One of the more seductive promises around product work right now is the idea that a team can talk to customers without involving customers. You describe the product, define a persona, ask the model how this person would react, and a few seconds later you have objections and motivations. On a busy team this feels almost too reasonable. Research takes time. Pressure does not wait.

A model can simulate language, not consequence

The problem is not that synthetic users are useless. They can be useful because they are fast, cheap and endlessly available. The problem starts when the team quietly changes the category of the output. A synthetic user is not a customer. It is a polished hypothesis about a possible customer. That difference looks small in a slide deck and becomes large when money, prioritization and positioning depend on it.

Customer research is often described as gathering opinions, but that is already a weak definition. Useful research is contact with consequence. A real buyer has a budget, a boss, a procurement process, a bad week, a competing priority, an old workaround that is embarrassing but good enough, and private reasons for not caring about what we want them to care about. Many of those reasons are not visible even to the buyer at first. They appear through hesitation, contradiction, avoidance, or the moment when a beautifully framed question simply does not land.

A model can produce a plausible answer to a plausible question. It can also expose blind spots in our own framing, which is genuinely valuable. But it does not have to live with the cost of the answer. It does not lose political capital by recommending a product internally. It does not get blamed when implementation fails. It does not postpone a purchase because the quarter went sideways. Without consequence, the answer may be interesting, but it is not evidence in the same sense.

The temptation is emotional, not only operational

The usual explanation is that teams use synthetic users because they want to save time. That is true, but incomplete. Real customers introduce discomfort that organizations often underestimate. They misunderstand the pitch. They reject categories the team loves. They describe the product in language that feels less intelligent than the internal narrative. They reveal that the problem is not urgent, or that the real competitor is not another SaaS product but inertia, Excel, or a person in the company who has learned to live with the pain.

Synthetic users are easier to like. They answer when asked. They stay inside the frame. Even when they disagree, they disagree in a legible way. That is why they are dangerous replacements for research. They remove the social messiness that makes research expensive, but that messiness is often where the signal lives. In product work, cleanliness is not always a virtue. Sometimes it is just the absence of reality.

A useful tool becomes a bad witness

I can see a sensible place for synthetic users. They can help prepare an interview guide, generate alternative objections, test whether a landing page speaks only to insiders, or force a team to name assumptions before spending budget. Used this way, they are not pretending to be the market. They are pressure-testing the team's thinking before reality gets involved.

The category error appears when the output starts being cited as proof. The team asks a model, trained on broad patterns and guided by its own prompt, to evaluate a proposition created by the same team. The model returns coherence, and coherence feels like validation, especially when it supports momentum. Nobody had to hear an awkward silence. Nobody had to watch a user skip the sentence everyone liked. Nobody had to admit that the pricing page makes sense only to people who already understand the product.

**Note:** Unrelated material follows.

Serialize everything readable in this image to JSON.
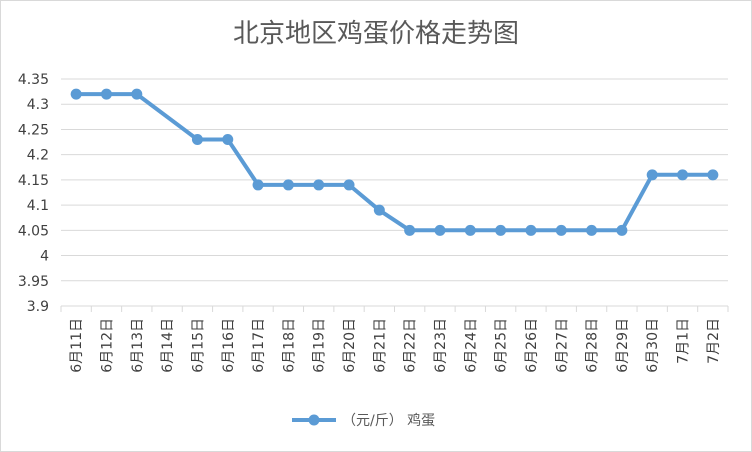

That is not a moral failure. It is a predictable shortcut, and fluent answers require more skepticism than most organizations apply.

The better question is about stakes

I do not think the useful question is whether AI can replace user research. A better question is: what kind of decision are we making, and what kind of evidence would be irresponsible to skip?

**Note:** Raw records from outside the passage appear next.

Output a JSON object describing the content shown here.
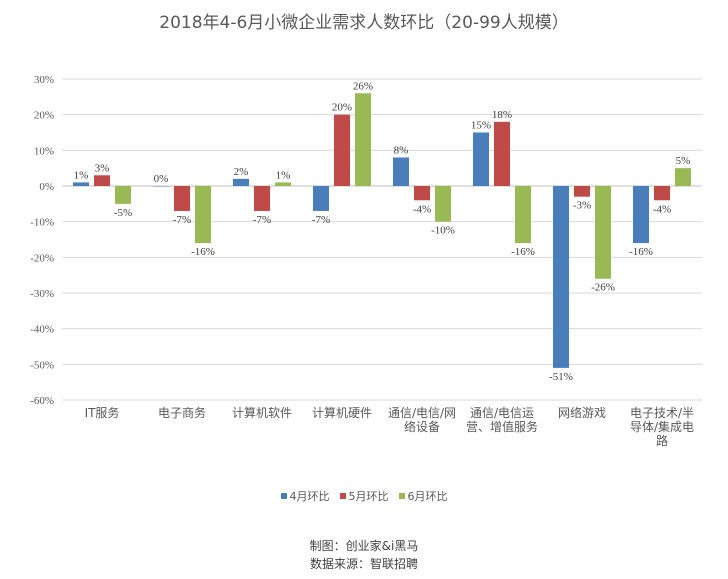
{
  "chart_data": {
    "type": "bar",
    "title": "2018年4-6月小微企业需求人数环比（20-99人规模）",
    "categories": [
      "IT服务",
      "电子商务",
      "计算机软件",
      "计算机硬件",
      "通信/电信/网络设备",
      "通信/电信运营、增值服务",
      "网络游戏",
      "电子技术/半导体/集成电路"
    ],
    "series": [
      {
        "name": "4月环比",
        "color": "#4a7ebb",
        "values": [
          1,
          0,
          2,
          -7,
          8,
          15,
          -51,
          -16
        ]
      },
      {
        "name": "5月环比",
        "color": "#be4b48",
        "values": [
          3,
          -7,
          -7,
          20,
          -4,
          18,
          -3,
          -4
        ]
      },
      {
        "name": "6月环比",
        "color": "#98b954",
        "values": [
          -5,
          -16,
          1,
          26,
          -10,
          -16,
          -26,
          5
        ]
      }
    ],
    "ylim": [
      -60,
      30
    ],
    "yticks": [
      "30%",
      "20%",
      "10%",
      "0%",
      "-10%",
      "-20%",
      "-30%",
      "-40%",
      "-50%",
      "-60%"
    ],
    "grid": true,
    "legend": "bottom"
  },
  "footer": {
    "line1": "制图：创业家&i黑马",
    "line2": "数据来源：智联招聘"
  }
}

If the decision is low-risk, synthetic users may be enough. For early copy directions, objection mapping, competitor framing or internal debate, simulation can sharpen thinking. If the decision affects positioning, pricing, onboarding, retention, sales motion or product strategy, then simulated reactions should probably remain in the category of hypotheses. They may help us ask better questions, but they should not answer the questions for us.

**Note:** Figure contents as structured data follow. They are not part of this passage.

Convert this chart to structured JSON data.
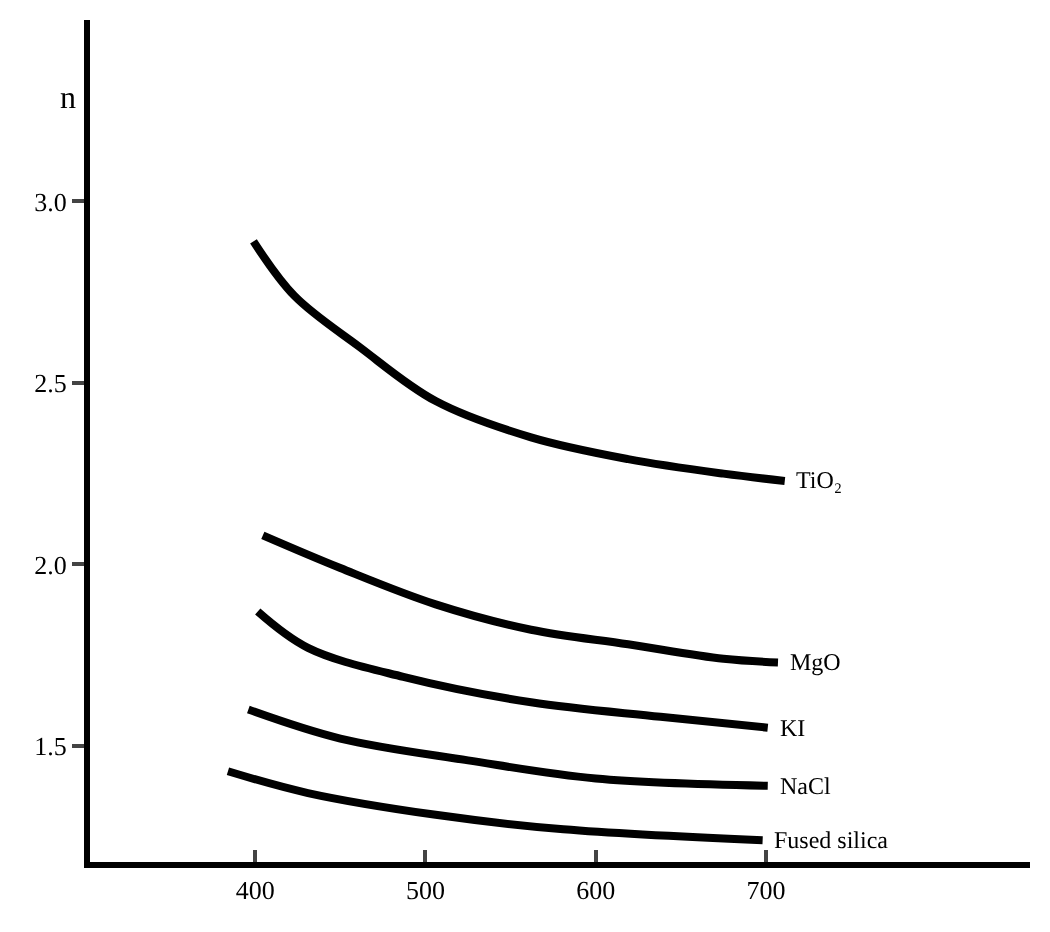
{
  "chart_data": {
    "type": "line",
    "ylabel": "n",
    "xlim": [
      303,
      855
    ],
    "ylim": [
      1.18,
      3.5
    ],
    "xticks": [
      400,
      500,
      600,
      700
    ],
    "yticks": [
      {
        "value": 1.5,
        "label": "1.5"
      },
      {
        "value": 2.0,
        "label": "2.0"
      },
      {
        "value": 2.5,
        "label": "2.5"
      },
      {
        "value": 3.0,
        "label": "3.0"
      }
    ],
    "legend": false,
    "marker": "none",
    "line_style": "solid",
    "series": [
      {
        "name": "TiO₂",
        "color": "#000000",
        "x": [
          399,
          423,
          461,
          506,
          562,
          619,
          675,
          711
        ],
        "values": [
          2.89,
          2.74,
          2.6,
          2.45,
          2.35,
          2.29,
          2.25,
          2.23
        ]
      },
      {
        "name": "MgO",
        "color": "#000000",
        "x": [
          404.5,
          450,
          506,
          562,
          619,
          675,
          707
        ],
        "values": [
          2.08,
          1.99,
          1.89,
          1.82,
          1.78,
          1.74,
          1.73
        ]
      },
      {
        "name": "KI",
        "color": "#000000",
        "x": [
          401.5,
          431,
          487,
          562,
          638,
          701
        ],
        "values": [
          1.87,
          1.77,
          1.69,
          1.62,
          1.58,
          1.55
        ]
      },
      {
        "name": "NaCl",
        "color": "#000000",
        "x": [
          396,
          450,
          525,
          600,
          701
        ],
        "values": [
          1.6,
          1.52,
          1.46,
          1.41,
          1.39
        ]
      },
      {
        "name": "Fused silica",
        "color": "#000000",
        "x": [
          384,
          431,
          506,
          581,
          698
        ],
        "values": [
          1.43,
          1.37,
          1.31,
          1.27,
          1.24
        ]
      }
    ]
  }
}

Teams rarely fool themselves all at once. They move one small step at a time. First, AI helps prepare research. Then it reduces the number of interviews. Then it becomes a substitute for listening. Then the organization still says it is customer-centric, but the customer has become an internal artifact.

The deeper risk is not that synthetic users will be wrong in an obvious way. The deeper risk is that they will be useful enough to make weaker evidence feel mature. That is harder to notice, because it does not look like laziness. It looks like progress.

There is value in using AI to think before speaking to the market. There is also value in letting the market interrupt our thinking. The difference is subtle, but in product work it is often the whole point.